At Exvo we were experiencing problems while trying to send an email to all of our 150K+ users. This lead to a careful investigation of what is exactly happening during this process. So we setup our loggers (
heroku logs -t | tee output.log), run heroku consoles, increased to 20 dynos and 10 workers and begun the sending process.
It all started with a POST request to send those emails:
app[web.10]: Started POST ...
Which timed out and there was no:
app[web.10]: Completed 200 OK ...
or similar log entry later on, just silence.
This is Heroku’s killing machine in action. It silently kills every process, which runs for longer than 30 seconds (we’re using the Bamboo stack). This is more or less how Heroku deals with long running requests. I don’t blame them for this behavior, even though I very much dislike it. But I digress.

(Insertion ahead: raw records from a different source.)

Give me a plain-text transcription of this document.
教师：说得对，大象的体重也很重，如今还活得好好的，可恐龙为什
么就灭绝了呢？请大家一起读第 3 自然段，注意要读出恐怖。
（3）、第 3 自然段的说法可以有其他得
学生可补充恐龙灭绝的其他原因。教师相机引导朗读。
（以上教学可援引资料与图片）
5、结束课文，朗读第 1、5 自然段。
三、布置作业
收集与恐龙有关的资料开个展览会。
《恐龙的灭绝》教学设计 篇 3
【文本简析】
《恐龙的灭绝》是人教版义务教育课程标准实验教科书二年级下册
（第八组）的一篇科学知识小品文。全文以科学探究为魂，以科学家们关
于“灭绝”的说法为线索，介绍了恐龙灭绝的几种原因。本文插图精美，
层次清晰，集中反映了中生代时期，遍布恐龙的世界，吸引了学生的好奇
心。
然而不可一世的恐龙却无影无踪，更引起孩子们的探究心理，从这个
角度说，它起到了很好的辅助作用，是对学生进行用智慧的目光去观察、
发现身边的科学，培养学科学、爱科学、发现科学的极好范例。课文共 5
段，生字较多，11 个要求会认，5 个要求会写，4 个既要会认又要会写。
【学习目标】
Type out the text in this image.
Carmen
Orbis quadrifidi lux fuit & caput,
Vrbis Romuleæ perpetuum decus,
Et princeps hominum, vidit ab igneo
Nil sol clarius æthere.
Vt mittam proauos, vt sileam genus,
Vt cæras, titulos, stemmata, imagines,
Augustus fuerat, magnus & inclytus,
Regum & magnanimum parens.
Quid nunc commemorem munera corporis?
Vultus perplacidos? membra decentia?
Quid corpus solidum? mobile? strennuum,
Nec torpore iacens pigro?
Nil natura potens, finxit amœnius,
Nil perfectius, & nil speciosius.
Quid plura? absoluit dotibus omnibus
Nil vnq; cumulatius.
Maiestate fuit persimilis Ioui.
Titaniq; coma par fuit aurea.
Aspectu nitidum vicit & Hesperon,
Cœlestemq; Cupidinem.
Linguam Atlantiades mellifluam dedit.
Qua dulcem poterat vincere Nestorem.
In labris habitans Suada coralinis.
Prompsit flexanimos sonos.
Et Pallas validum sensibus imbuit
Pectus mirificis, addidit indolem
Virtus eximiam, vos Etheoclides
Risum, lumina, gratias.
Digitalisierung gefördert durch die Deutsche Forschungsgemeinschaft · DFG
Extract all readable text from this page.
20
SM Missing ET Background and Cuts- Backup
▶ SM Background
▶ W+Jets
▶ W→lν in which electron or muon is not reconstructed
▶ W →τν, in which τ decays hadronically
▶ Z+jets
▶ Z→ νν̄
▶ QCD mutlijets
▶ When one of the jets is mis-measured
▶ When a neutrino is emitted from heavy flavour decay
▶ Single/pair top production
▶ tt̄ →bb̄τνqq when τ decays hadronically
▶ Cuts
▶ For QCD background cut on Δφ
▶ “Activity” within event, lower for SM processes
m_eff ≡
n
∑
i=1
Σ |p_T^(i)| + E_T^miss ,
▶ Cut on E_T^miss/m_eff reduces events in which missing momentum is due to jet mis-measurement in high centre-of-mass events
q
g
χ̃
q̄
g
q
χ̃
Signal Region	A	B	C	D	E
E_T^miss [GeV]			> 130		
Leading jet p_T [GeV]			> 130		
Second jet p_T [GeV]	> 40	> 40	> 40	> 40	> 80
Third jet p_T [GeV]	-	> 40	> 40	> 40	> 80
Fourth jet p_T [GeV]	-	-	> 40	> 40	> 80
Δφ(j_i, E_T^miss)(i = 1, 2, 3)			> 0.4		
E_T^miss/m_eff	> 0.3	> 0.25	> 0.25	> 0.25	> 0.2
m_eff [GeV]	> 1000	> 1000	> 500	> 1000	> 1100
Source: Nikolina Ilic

When Heroku kills such process it does so in a very nice way, i.e. it lets it finish its business first. In other words the process will continue in the background and after finishing it will just die/stop/restart. Our email collecting job (selecting 150K users from the database…) run uninterrupted for over 40 minutes. So this is the good part.
The bad part is that when this killed process is still running in the background the dyno which it was connected to will stop serving new requests until this process finally dies, but Heroku will keep sending new requests to it! This is observed by the infamous H12 timeouts:
heroku[router]: Error H12 (Request timeout) -> GET auth.exvo.com/users/sign_in dyno=web.10 queue= wait= service=30000ms status=503 bytes=0
Also notice the 503 error code (
Unavailable), which is returned by the Heroku router.
So this is really bad as all sorts of different/random web requests will just keep failing without you knowing what’s going on.
So while I greatly appreciate that Heroku lets such processes still run in the background, I really don’t like that it still keeps sending traffic their way.
PS: Yes, sending emails should be done as a background action by the Heroku workers. I know. But it’s not. Yet.